EFFIE BATEMAN Lifestyle Contact

A local girl has today learnt the hard way today, that if you find yourself repeatedly typing out your feelings in the notes app, he’s probably not the one.

Katie Hamilton [23] is said to have hit the three month mark with her situationship Aaron, when it had all started to fall to shit – a.k.a, the three month curse.

This curse, which happens to both men and women, is said to occur as a result of the honeymoon phase coming to an end and reaching the inevitable ‘what are we?’ milestone. That, and the rush of chemicals begins to fade, and both parties become not only more comfortable, but also aware of each other’s flaws.

For Katie, she’d still been in the rose coloured glasses phase of the relationship, when she noticed Aaron began pulling away, and his attitude started shifting. Very quickly, the good morning texts disappeared and she went from seeing him three days a week to one, if she was lucky.

To quote Taylor Swift, she thinks she’s seen this film before.

Though Katie tried to convince herself this was normal and that Aaron simply needed some space, she knew deep down that he’d lost interest.
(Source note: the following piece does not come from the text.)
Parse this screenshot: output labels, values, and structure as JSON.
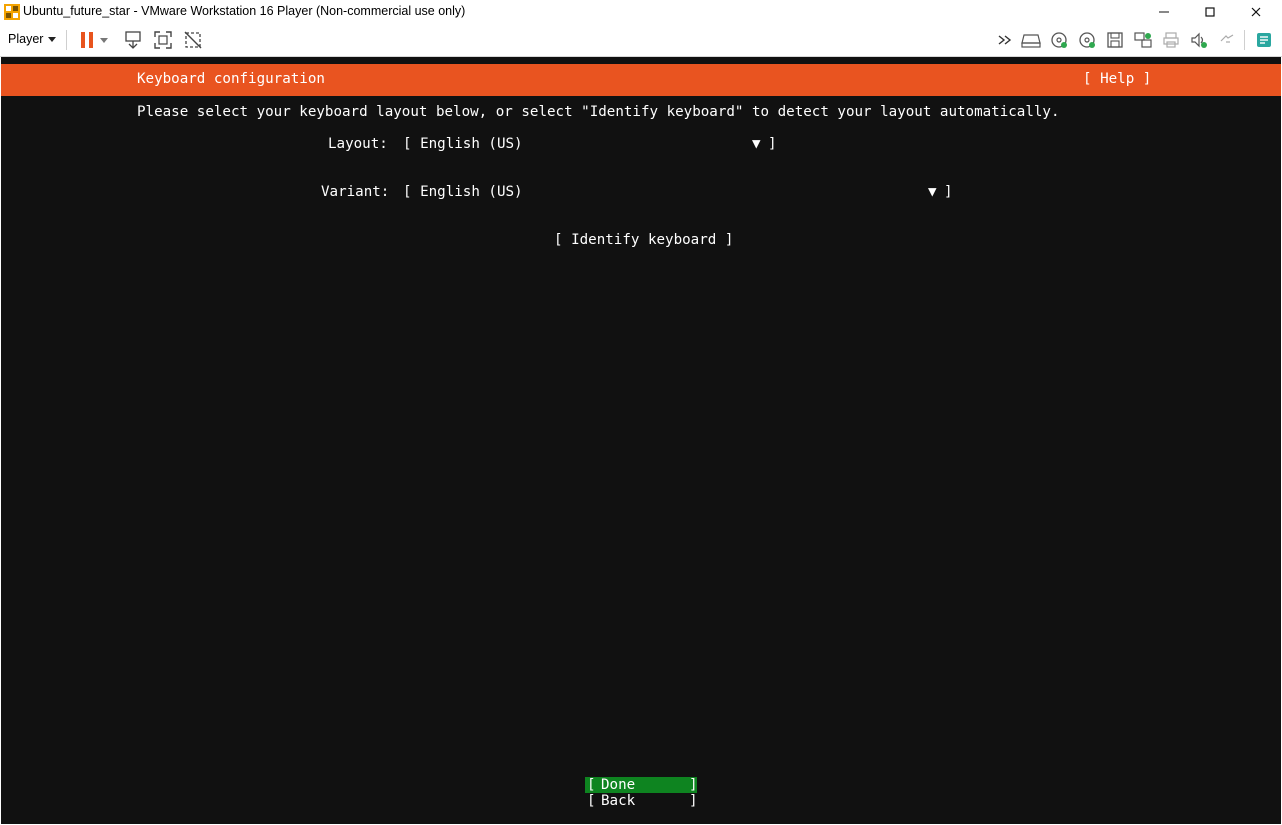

Which left her no other option, but to type up yet another message in her Notes app, send it to her girlfriend’s for feedback, and fire it off as she anxiously checks her phone every five minutes.

“Hey, I know we’ve spoken about this but I just wanted to ask if we’re still okay? I’m just noticing you’ve been a bit distant lately.”

“Have I done something?”

Getting a response three hours later, Katie’s well thought out paragraph is met with a ‘nah everything’s fine’, which she knows is a big fat lie.

As of writing, Katie says she’s going to stop texting first and see how long it takes him to reach out, stating that she recognises a slow fade and has her breakup speech ready and waiting. 

Because if it ain’t a fuck yes, it’s a fuck no.